Dubai: Middle East CEOs showed high optimism about business and economic growth over the next 12 months, most of the local experts in a recent survey conducted in the UAE expressed the same confidence predicting a positive economic growth across different business sectors.
According to PwC’s 2013 Middle East CEO Survey titled “Matching confidence with competitiveness”, 53 per cent of CEOs in the region are confident about prospects for business and economic growth in the next 12 months.
The report shows that Middle Eastern CEOs are more confident about growth than their global counterparts with confidence at 36 per cent.
With focus on the domestic markets, which presented a more open and competitive environment now than in the past, 44 per cent of the CEOs in the Middle East see domestic market growth as a primary driver for the economy in 2013.
However, 25 per cent of these CEOs believe that this growth will be stimulated by new operations in foreign markets and 13 per form new mergers and acquisitions.
In line with the expected economic growth, 75 per cent of the CEOs said that a boost in the workforce in the coming years will be an ultimate result for this growth, while only six per cent anticipated job reduction.
Highlighting the risk in the face of economic growth, disruption arising from social unrest was the main concern of the CEOs in the Middle East, adding to this, over-regulation (75 per cent) and shortage of skilled workforce (69 per cent), the report said.
Citing an example form the region matching the facts mentioned in the PwC survey, a recent study developed by the Department of Economic Development in Dubai (DED) revealed that businesses in Dubai are confident of growth trends continuing along the year while optimism runs across the whole economy.
More than 55 per cent of the companies in Dubai said they will invest in capacity expansion during the next 12 months.
“Among Dubai Chamber’s membership we have seen positive sentiment increasing over recent months. This has been driven by a number of factors, including a rise in our members’ exports and re-exports, which have grown 13.3 per cent in the first quarter of 2013 compared to the first quarter of 2012,” said Hamad Bu Amim, Director General, Dubai Chamber of Commerce and Industry (DCCI), commenting on the same.
He added that this follows strong results last year when DCCI members’ exports and re-exports rose by nine per cent to Dh268 billion. “At the same time, Dubai’s position as a stable and secure base in the Middle East and strong government support are having a positive impact on investor confidence.”
Bu Amim further said that the survey highlights the increase in Middle Eastern CEOs positioning their companies to take advantage of emerging market opportunities in Africa and Asia.
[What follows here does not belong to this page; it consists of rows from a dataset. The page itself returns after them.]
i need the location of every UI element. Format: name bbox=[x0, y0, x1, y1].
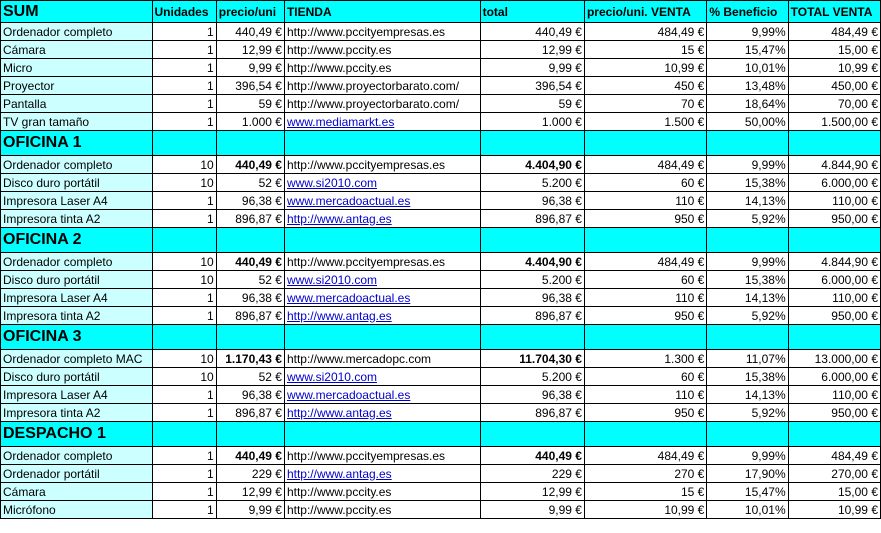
cell-store[interactable]: http://www.pccity.es bbox=[284, 59, 480, 77]
cell-price[interactable]: 440,49 € bbox=[216, 23, 284, 41]
cell-total-sale[interactable]: 6.000,00 € bbox=[788, 368, 880, 386]
section-cell[interactable] bbox=[480, 325, 584, 350]
cell-total[interactable]: 9,99 € bbox=[480, 501, 584, 519]
cell-total[interactable]: 96,38 € bbox=[480, 386, 584, 404]
table-row bbox=[1, 447, 881, 465]
cell-units[interactable]: 10 bbox=[152, 271, 216, 289]
cell-total-sale[interactable]: 15,00 € bbox=[788, 483, 880, 501]
cell-price[interactable]: 96,38 € bbox=[216, 289, 284, 307]
table-row bbox=[1, 404, 881, 422]
cell-total[interactable]: 229 € bbox=[480, 465, 584, 483]
cell-store[interactable]: http://www.pccityempresas.es bbox=[284, 253, 480, 271]
cell-units[interactable]: 1 bbox=[152, 23, 216, 41]
cell-sale-price[interactable]: 950 € bbox=[584, 210, 706, 228]
section-cell[interactable] bbox=[788, 325, 880, 350]
cell-total-sale[interactable]: 950,00 € bbox=[788, 404, 880, 422]
section-cell[interactable] bbox=[707, 131, 788, 156]
cell-price[interactable]: 96,38 € bbox=[216, 192, 284, 210]
cell-units[interactable]: 1 bbox=[152, 465, 216, 483]
cell-profit[interactable]: 9,99% bbox=[707, 156, 788, 174]
header-precio-venta[interactable]: precio/uni. VENTA bbox=[584, 1, 706, 23]
cell-units[interactable]: 1 bbox=[152, 307, 216, 325]
cell-item[interactable]: Proyector bbox=[1, 77, 153, 95]
table-row bbox=[1, 386, 881, 404]
cell-item[interactable]: Disco duro portátil bbox=[1, 271, 153, 289]
section-cell[interactable] bbox=[152, 131, 216, 156]
section-cell[interactable] bbox=[284, 325, 480, 350]
section-title-sum[interactable]: SUM bbox=[1, 1, 153, 23]
table-row bbox=[1, 350, 881, 368]
header-tienda[interactable]: TIENDA bbox=[284, 1, 480, 23]
cell-profit[interactable]: 5,92% bbox=[707, 210, 788, 228]
header-precio-uni[interactable]: precio/uni bbox=[216, 1, 284, 23]
cell-store-link[interactable] bbox=[284, 386, 480, 404]
cell-profit[interactable]: 15,38% bbox=[707, 271, 788, 289]
section-cell[interactable] bbox=[788, 422, 880, 447]
section-cell[interactable] bbox=[152, 422, 216, 447]
table-row bbox=[1, 174, 881, 192]
cell-price[interactable]: 52 € bbox=[216, 271, 284, 289]
cell-units[interactable]: 10 bbox=[152, 253, 216, 271]
table-row bbox=[1, 289, 881, 307]
cell-item[interactable]: Impresora tinta A2 bbox=[1, 307, 153, 325]
cell-total-sale[interactable]: 70,00 € bbox=[788, 95, 880, 113]
cell-store-link[interactable] bbox=[284, 271, 480, 289]
cell-total[interactable]: 5.200 € bbox=[480, 368, 584, 386]
cell-units[interactable]: 1 bbox=[152, 386, 216, 404]
table-row bbox=[1, 210, 881, 228]
cell-sale-price[interactable]: 450 € bbox=[584, 77, 706, 95]
cell-item[interactable]: Impresora tinta A2 bbox=[1, 404, 153, 422]
cell-total-sale[interactable]: 4.844,90 € bbox=[788, 156, 880, 174]
cell-profit[interactable]: 11,07% bbox=[707, 350, 788, 368]
cell-price[interactable]: 896,87 € bbox=[216, 307, 284, 325]
section-cell[interactable] bbox=[152, 325, 216, 350]
section-cell[interactable] bbox=[707, 422, 788, 447]
cell-units[interactable]: 1 bbox=[152, 289, 216, 307]
section-cell[interactable] bbox=[152, 228, 216, 253]
cell-sale-price[interactable]: 484,49 € bbox=[584, 253, 706, 271]
cell-total[interactable]: 440,49 € bbox=[480, 23, 584, 41]
cell-price[interactable]: 896,87 € bbox=[216, 404, 284, 422]
cell-profit[interactable]: 9,99% bbox=[707, 253, 788, 271]
cell-store[interactable]: http://www.pccity.es bbox=[284, 501, 480, 519]
cell-sale-price[interactable]: 70 € bbox=[584, 95, 706, 113]
cell-store[interactable]: http://www.pccity.es bbox=[284, 41, 480, 59]
cell-store-link[interactable] bbox=[284, 113, 480, 131]
cell-price[interactable]: 12,99 € bbox=[216, 41, 284, 59]
cell-item[interactable]: Ordenador portátil bbox=[1, 465, 153, 483]
section-row-despacho-1 bbox=[1, 422, 881, 447]
cell-sale-price[interactable]: 110 € bbox=[584, 289, 706, 307]
cell-price[interactable]: 229 € bbox=[216, 465, 284, 483]
cell-price[interactable]: 396,54 € bbox=[216, 77, 284, 95]
cell-profit[interactable]: 50,00% bbox=[707, 113, 788, 131]
cell-store-link[interactable] bbox=[284, 465, 480, 483]
cell-units[interactable]: 1 bbox=[152, 95, 216, 113]
cell-profit[interactable]: 14,13% bbox=[707, 289, 788, 307]
cell-sale-price[interactable]: 1.500 € bbox=[584, 113, 706, 131]
table-row bbox=[1, 368, 881, 386]
cell-units[interactable]: 1 bbox=[152, 447, 216, 465]
store-link[interactable]: www.si2010.com bbox=[286, 272, 377, 287]
cell-item[interactable]: Micro bbox=[1, 59, 153, 77]
section-cell[interactable] bbox=[584, 325, 706, 350]
cell-total-sale[interactable]: 4.844,90 € bbox=[788, 253, 880, 271]
cell-sale-price[interactable]: 15 € bbox=[584, 483, 706, 501]
cell-price[interactable]: 12,99 € bbox=[216, 483, 284, 501]
cell-price[interactable]: 1.170,43 € bbox=[216, 350, 284, 368]
cell-profit[interactable]: 17,90% bbox=[707, 465, 788, 483]
cell-total[interactable]: 12,99 € bbox=[480, 483, 584, 501]
store-link[interactable]: www.si2010.com bbox=[286, 369, 377, 384]
cell-store-link[interactable] bbox=[284, 404, 480, 422]
cell-price[interactable]: 896,87 € bbox=[216, 210, 284, 228]
cell-total-sale[interactable]: 1.500,00 € bbox=[788, 113, 880, 131]
cell-sale-price[interactable]: 60 € bbox=[584, 368, 706, 386]
cell-item[interactable]: Impresora Laser A4 bbox=[1, 386, 153, 404]
cell-price[interactable]: 96,38 € bbox=[216, 386, 284, 404]
cell-item[interactable]: Disco duro portátil bbox=[1, 174, 153, 192]
cell-total[interactable]: 896,87 € bbox=[480, 307, 584, 325]
cell-sale-price[interactable]: 484,49 € bbox=[584, 447, 706, 465]
cell-total-sale[interactable]: 15,00 € bbox=[788, 41, 880, 59]
cell-total-sale[interactable]: 450,00 € bbox=[788, 77, 880, 95]
cell-store[interactable]: http://www.pccityempresas.es bbox=[284, 23, 480, 41]
cell-total[interactable]: 896,87 € bbox=[480, 404, 584, 422]
cell-units[interactable]: 10 bbox=[152, 174, 216, 192]
cell-sale-price[interactable]: 110 € bbox=[584, 386, 706, 404]
cell-total[interactable]: 5.200 € bbox=[480, 271, 584, 289]
cell-profit[interactable]: 15,38% bbox=[707, 174, 788, 192]
section-cell[interactable] bbox=[216, 325, 284, 350]
cell-profit[interactable]: 15,38% bbox=[707, 368, 788, 386]
cell-total[interactable]: 9,99 € bbox=[480, 59, 584, 77]
cell-profit[interactable]: 18,64% bbox=[707, 95, 788, 113]
cell-price[interactable]: 440,49 € bbox=[216, 253, 284, 271]
cell-total-sale[interactable]: 110,00 € bbox=[788, 289, 880, 307]
cell-store-link[interactable] bbox=[284, 307, 480, 325]
cell-total[interactable]: 4.404,90 € bbox=[480, 156, 584, 174]
cell-store-link[interactable] bbox=[284, 174, 480, 192]
cell-store-link[interactable] bbox=[284, 368, 480, 386]
store-link[interactable]: www.mercadoactual.es bbox=[286, 290, 411, 305]
cell-total[interactable]: 96,38 € bbox=[480, 289, 584, 307]
cell-store[interactable]: http://www.pccityempresas.es bbox=[284, 447, 480, 465]
header-total-venta[interactable]: TOTAL VENTA bbox=[788, 1, 880, 23]
section-row-oficina-3 bbox=[1, 325, 881, 350]
cell-item[interactable]: Ordenador completo bbox=[1, 447, 153, 465]
cell-item[interactable]: Cámara bbox=[1, 483, 153, 501]
cell-total[interactable]: 4.404,90 € bbox=[480, 253, 584, 271]
cell-price[interactable]: 9,99 € bbox=[216, 501, 284, 519]
cell-item[interactable]: Micrófono bbox=[1, 501, 153, 519]
store-link[interactable]: http://www.antag.es bbox=[286, 466, 392, 481]
cell-total-sale[interactable]: 484,49 € bbox=[788, 447, 880, 465]
cell-profit[interactable]: 5,92% bbox=[707, 307, 788, 325]
cell-price[interactable]: 9,99 € bbox=[216, 59, 284, 77]
section-cell[interactable] bbox=[284, 228, 480, 253]
cell-total-sale[interactable]: 484,49 € bbox=[788, 23, 880, 41]
cell-store-link[interactable] bbox=[284, 210, 480, 228]
section-title-oficina-1[interactable]: OFICINA 1 bbox=[1, 131, 153, 156]
table-row bbox=[1, 253, 881, 271]
cell-units[interactable]: 10 bbox=[152, 350, 216, 368]
table-row bbox=[1, 59, 881, 77]
cell-item[interactable]: Impresora Laser A4 bbox=[1, 289, 153, 307]
store-link[interactable]: http://www.antag.es bbox=[286, 211, 392, 226]
cell-total-sale[interactable]: 950,00 € bbox=[788, 307, 880, 325]
cell-store[interactable]: http://www.pccity.es bbox=[284, 483, 480, 501]
cell-total[interactable]: 11.704,30 € bbox=[480, 350, 584, 368]
cell-profit[interactable]: 15,47% bbox=[707, 41, 788, 59]
section-cell[interactable] bbox=[584, 131, 706, 156]
cell-profit[interactable]: 13,48% bbox=[707, 77, 788, 95]
table-row bbox=[1, 483, 881, 501]
cell-units[interactable]: 1 bbox=[152, 41, 216, 59]
cell-sale-price[interactable]: 60 € bbox=[584, 174, 706, 192]
cell-profit[interactable]: 14,13% bbox=[707, 192, 788, 210]
cell-total[interactable]: 896,87 € bbox=[480, 210, 584, 228]
cell-total[interactable]: 12,99 € bbox=[480, 41, 584, 59]
table-row bbox=[1, 501, 881, 519]
cell-item[interactable]: Disco duro portátil bbox=[1, 368, 153, 386]
cell-sale-price[interactable]: 1.300 € bbox=[584, 350, 706, 368]
cell-total[interactable]: 1.000 € bbox=[480, 113, 584, 131]
table-row bbox=[1, 156, 881, 174]
section-title-oficina-2[interactable]: OFICINA 2 bbox=[1, 228, 153, 253]
section-cell[interactable] bbox=[584, 228, 706, 253]
table-row bbox=[1, 307, 881, 325]
store-link[interactable]: www.mediamarkt.es bbox=[286, 114, 395, 129]
cell-item[interactable]: Pantalla bbox=[1, 95, 153, 113]
table-row bbox=[1, 192, 881, 210]
cell-price[interactable]: 52 € bbox=[216, 174, 284, 192]
cell-store-link[interactable] bbox=[284, 192, 480, 210]
cell-price[interactable]: 1.000 € bbox=[216, 113, 284, 131]
cell-units[interactable]: 10 bbox=[152, 156, 216, 174]
cell-item[interactable]: Ordenador completo bbox=[1, 253, 153, 271]
section-row-oficina-1 bbox=[1, 131, 881, 156]
cell-total[interactable]: 396,54 € bbox=[480, 77, 584, 95]
cell-sale-price[interactable]: 484,49 € bbox=[584, 23, 706, 41]
cell-total-sale[interactable]: 6.000,00 € bbox=[788, 174, 880, 192]
store-link[interactable]: http://www.antag.es bbox=[286, 308, 392, 323]
cell-total-sale[interactable]: 10,99 € bbox=[788, 59, 880, 77]
cell-profit[interactable]: 10,01% bbox=[707, 501, 788, 519]
cell-store[interactable]: http://www.pccityempresas.es bbox=[284, 156, 480, 174]
section-cell[interactable] bbox=[788, 131, 880, 156]
cell-units[interactable]: 1 bbox=[152, 501, 216, 519]
cell-item[interactable]: TV gran tamaño bbox=[1, 113, 153, 131]
cell-sale-price[interactable]: 950 € bbox=[584, 404, 706, 422]
cell-profit[interactable]: 14,13% bbox=[707, 386, 788, 404]
store-link[interactable]: www.mercadoactual.es bbox=[286, 387, 411, 402]
cell-item[interactable]: Impresora tinta A2 bbox=[1, 210, 153, 228]
header-beneficio[interactable]: % Beneficio bbox=[707, 1, 788, 23]
section-cell[interactable] bbox=[707, 325, 788, 350]
section-title-oficina-3[interactable]: OFICINA 3 bbox=[1, 325, 153, 350]
table-row bbox=[1, 23, 881, 41]
cell-price[interactable]: 52 € bbox=[216, 368, 284, 386]
cell-profit[interactable]: 15,47% bbox=[707, 483, 788, 501]
cell-total-sale[interactable]: 6.000,00 € bbox=[788, 271, 880, 289]
cell-units[interactable]: 1 bbox=[152, 483, 216, 501]
cell-price[interactable]: 440,49 € bbox=[216, 447, 284, 465]
store-link[interactable]: www.si2010.com bbox=[286, 175, 377, 190]
cell-sale-price[interactable]: 10,99 € bbox=[584, 501, 706, 519]
cell-store[interactable]: http://www.proyectorbarato.com/ bbox=[284, 77, 480, 95]
cell-item[interactable]: Ordenador completo bbox=[1, 23, 153, 41]
section-row-oficina-2 bbox=[1, 228, 881, 253]
cell-total-sale[interactable]: 950,00 € bbox=[788, 210, 880, 228]
section-cell[interactable] bbox=[284, 422, 480, 447]
cell-price[interactable]: 440,49 € bbox=[216, 156, 284, 174]
cell-total-sale[interactable]: 110,00 € bbox=[788, 192, 880, 210]
table-row bbox=[1, 465, 881, 483]
cell-profit[interactable]: 9,99% bbox=[707, 23, 788, 41]
cell-store[interactable]: http://www.mercadopc.com bbox=[284, 350, 480, 368]
section-title-despacho-1[interactable]: DESPACHO 1 bbox=[1, 422, 153, 447]
section-cell[interactable] bbox=[707, 228, 788, 253]
cell-profit[interactable]: 9,99% bbox=[707, 447, 788, 465]
section-cell[interactable] bbox=[788, 228, 880, 253]
cell-total-sale[interactable]: 13.000,00 € bbox=[788, 350, 880, 368]
cell-sale-price[interactable]: 270 € bbox=[584, 465, 706, 483]
cell-total[interactable]: 5.200 € bbox=[480, 174, 584, 192]
section-cell[interactable] bbox=[284, 131, 480, 156]
cell-item[interactable]: Ordenador completo bbox=[1, 156, 153, 174]
cell-units[interactable]: 1 bbox=[152, 59, 216, 77]
cell-units[interactable]: 1 bbox=[152, 77, 216, 95]
table-row bbox=[1, 77, 881, 95]
header-unidades[interactable]: Unidades bbox=[152, 1, 216, 23]
table-row bbox=[1, 271, 881, 289]
section-cell[interactable] bbox=[216, 228, 284, 253]
cell-total[interactable]: 59 € bbox=[480, 95, 584, 113]
cell-item[interactable]: Ordenador completo MAC bbox=[1, 350, 153, 368]
table-row bbox=[1, 95, 881, 113]
header-total[interactable]: total bbox=[480, 1, 584, 23]
cell-sale-price[interactable]: 950 € bbox=[584, 307, 706, 325]
cell-sale-price[interactable]: 110 € bbox=[584, 192, 706, 210]
cell-sale-price[interactable]: 10,99 € bbox=[584, 59, 706, 77]
cell-item[interactable]: Cámara bbox=[1, 41, 153, 59]
table-row bbox=[1, 113, 881, 131]
store-link[interactable]: www.mercadoactual.es bbox=[286, 193, 411, 208]
store-link[interactable]: http://www.antag.es bbox=[286, 405, 392, 420]
cell-sale-price[interactable]: 15 € bbox=[584, 41, 706, 59]
cell-profit[interactable]: 10,01% bbox=[707, 59, 788, 77]
cell-total[interactable]: 440,49 € bbox=[480, 447, 584, 465]
cell-units[interactable]: 1 bbox=[152, 404, 216, 422]
cell-total[interactable]: 96,38 € bbox=[480, 192, 584, 210]
section-cell[interactable] bbox=[480, 422, 584, 447]
cell-units[interactable]: 1 bbox=[152, 210, 216, 228]
cell-profit[interactable]: 5,92% bbox=[707, 404, 788, 422]
cell-units[interactable]: 10 bbox=[152, 368, 216, 386]
section-cell[interactable] bbox=[480, 131, 584, 156]
cell-total-sale[interactable]: 270,00 € bbox=[788, 465, 880, 483]
cell-store[interactable]: http://www.proyectorbarato.com/ bbox=[284, 95, 480, 113]
header-row bbox=[1, 1, 881, 23]
cell-sale-price[interactable]: 60 € bbox=[584, 271, 706, 289]
section-cell[interactable] bbox=[216, 422, 284, 447]
section-cell[interactable] bbox=[216, 131, 284, 156]
cell-total-sale[interactable]: 110,00 € bbox=[788, 386, 880, 404]
cell-units[interactable]: 1 bbox=[152, 192, 216, 210]
table-row bbox=[1, 41, 881, 59]
section-cell[interactable] bbox=[480, 228, 584, 253]
cell-item[interactable]: Impresora Laser A4 bbox=[1, 192, 153, 210]
cell-price[interactable]: 59 € bbox=[216, 95, 284, 113]
cell-units[interactable]: 1 bbox=[152, 113, 216, 131]
cell-store-link[interactable] bbox=[284, 289, 480, 307]
section-cell[interactable] bbox=[584, 422, 706, 447]
cell-total-sale[interactable]: 10,99 € bbox=[788, 501, 880, 519]
cell-sale-price[interactable]: 484,49 € bbox=[584, 156, 706, 174]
“This reflects Dubai Chamber’s strategy of opening branches in key markets around the world, including Baku in Azerbaijan and Addis Ababa in Ethiopia, which are both now fully operational,” he pointed out, adding that over the coming years Dubai Chambers will expand the number of offices to as many as 20 while also exploring possibilities in Saudi Arabia, India and China, among other countries.
UAE-based economist, Irfan Al Hassani, said that the Middle East has witnessed remarkable change over the last two decades especially in the economic sphere where the UAE and especially Dubai are now touted as one of the most important centres of business and finance regionally and globally.
“Local reports reveal that Dubai continues its rapid economic developments in various domains despite the vagueness glooming the global economy aftermath in 2008 up today,” he said.